Going back to the question of the Bill of Rights and its interpretation in light of this ruling, and the need for the minister to explain the advice he's been given, I'll just back up.
The Bill of Rights was created by Prime Minister John Diefenbaker in 1960, years before the Charter of Rights and Freedoms. It's important to note that the Bill of Rights contains primacy clauses asserting quasi-constitutional status as opposed to constitutional status.
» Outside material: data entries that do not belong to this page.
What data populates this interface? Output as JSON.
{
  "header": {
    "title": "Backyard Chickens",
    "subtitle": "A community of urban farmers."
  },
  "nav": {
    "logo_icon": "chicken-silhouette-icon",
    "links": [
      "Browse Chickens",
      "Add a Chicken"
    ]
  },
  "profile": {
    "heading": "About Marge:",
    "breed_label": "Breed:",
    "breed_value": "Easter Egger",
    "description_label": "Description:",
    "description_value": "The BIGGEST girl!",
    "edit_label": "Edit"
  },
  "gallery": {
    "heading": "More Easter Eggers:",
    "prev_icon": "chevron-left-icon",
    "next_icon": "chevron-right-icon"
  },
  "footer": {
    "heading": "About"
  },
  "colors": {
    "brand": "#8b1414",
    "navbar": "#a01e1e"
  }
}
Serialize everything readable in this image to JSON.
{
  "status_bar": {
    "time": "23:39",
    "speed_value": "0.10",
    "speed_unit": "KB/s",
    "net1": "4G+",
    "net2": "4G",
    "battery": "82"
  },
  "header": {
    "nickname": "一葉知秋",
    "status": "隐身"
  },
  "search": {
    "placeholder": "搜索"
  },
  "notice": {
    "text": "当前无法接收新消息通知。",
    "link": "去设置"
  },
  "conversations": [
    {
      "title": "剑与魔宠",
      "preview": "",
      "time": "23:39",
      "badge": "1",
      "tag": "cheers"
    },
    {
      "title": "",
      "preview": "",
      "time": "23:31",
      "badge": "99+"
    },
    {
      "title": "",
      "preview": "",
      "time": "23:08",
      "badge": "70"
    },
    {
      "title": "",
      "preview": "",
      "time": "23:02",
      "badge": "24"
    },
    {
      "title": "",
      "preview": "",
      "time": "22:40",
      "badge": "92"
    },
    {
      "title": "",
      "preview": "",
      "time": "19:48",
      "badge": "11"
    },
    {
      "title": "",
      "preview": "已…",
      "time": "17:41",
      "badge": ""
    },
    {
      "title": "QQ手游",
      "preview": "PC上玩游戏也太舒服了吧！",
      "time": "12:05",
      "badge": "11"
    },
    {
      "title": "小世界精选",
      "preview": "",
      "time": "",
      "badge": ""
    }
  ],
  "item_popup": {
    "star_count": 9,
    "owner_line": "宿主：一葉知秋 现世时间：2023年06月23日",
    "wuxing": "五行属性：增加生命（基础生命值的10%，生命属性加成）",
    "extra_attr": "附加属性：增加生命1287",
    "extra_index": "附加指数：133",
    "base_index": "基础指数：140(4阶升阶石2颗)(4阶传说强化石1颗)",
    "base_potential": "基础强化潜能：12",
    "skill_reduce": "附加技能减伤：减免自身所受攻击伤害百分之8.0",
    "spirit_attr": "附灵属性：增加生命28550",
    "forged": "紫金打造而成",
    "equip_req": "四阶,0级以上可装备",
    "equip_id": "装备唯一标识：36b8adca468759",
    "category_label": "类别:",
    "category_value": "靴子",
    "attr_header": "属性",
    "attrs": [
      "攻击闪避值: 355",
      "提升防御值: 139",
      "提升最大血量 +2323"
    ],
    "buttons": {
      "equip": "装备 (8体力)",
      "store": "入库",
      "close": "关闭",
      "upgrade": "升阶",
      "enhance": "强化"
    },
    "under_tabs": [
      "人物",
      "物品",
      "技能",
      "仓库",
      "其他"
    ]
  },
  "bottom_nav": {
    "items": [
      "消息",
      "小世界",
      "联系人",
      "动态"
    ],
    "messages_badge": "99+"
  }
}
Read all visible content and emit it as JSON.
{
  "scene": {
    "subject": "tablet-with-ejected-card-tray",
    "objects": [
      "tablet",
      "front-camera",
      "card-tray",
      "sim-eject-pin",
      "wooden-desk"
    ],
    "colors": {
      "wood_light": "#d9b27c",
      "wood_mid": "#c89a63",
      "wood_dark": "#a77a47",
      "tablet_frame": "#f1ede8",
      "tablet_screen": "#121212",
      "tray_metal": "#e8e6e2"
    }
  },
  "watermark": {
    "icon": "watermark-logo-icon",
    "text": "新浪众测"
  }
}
The Osgoode Hall Law Journal published a piece in 2016 by Vanessa MacDonell entitled, “A Theory of Quasi-Constitutional Legislation”. I will share with you some excerpts from this piece illustrating what I think the minister needs to present to committee and to parliamentarians about his decision to appeal the ruling or not. These excerpts should demonstrate one reason why we believe it's in the interest of the government to consider an appeals process, which might influence the minister's decision-making. Here's the excerpt:
SINCE THE 1970S, THE SUPREME COURT OF CANADA (SCC) has treated a small number of statutes as quasi-constitutional. These statutes, which the Court has described as “not quite constitutional but certainly more than ordinary,” include human rights acts, privacy and official languages legislation, and statutory bills of rights such as the Canadian Bill of Rights and the Quebec Charter of Human Rights and Freedoms. Although quasi-constitutional statutes are enacted in the same way as other laws, they are interpreted in the broad and generous manner usually reserved for constitutional rights. They also trump later, conflicting ordinary laws unless those laws provide otherwise. This trumping rule has significant consequences for laws that fall short of the guarantees found in quasi-constitutional statutes. Despite the longstanding presence of these statutes in Canadian law, however, the Court has yet to articulate comprehensive criteria for recognizing a statute or regulation as quasi-constitutional. Some quasi-constitutional statutes contain supremacy clauses mandating the application of the trumping rule described above and signalling to courts that Parliament intended the law to be treated as quasi-constitutional. Just as often, however, the Court’s decision to treat a statute as quasi-constitutional flows from the close relationship between these statutes and constitutional rights. Much more work remains to be done to develop a theory of quasi-constitutional statutes in Canada.
From this excerpt, I hope that I've given my colleagues something to think about. I also think it's important for the minister to appear before committee so that we can have these important discussions about the Federal Court ruling and whether or not they are planning to appeal it. This is especially important as we draw closer to the date on which the appeal can be filed.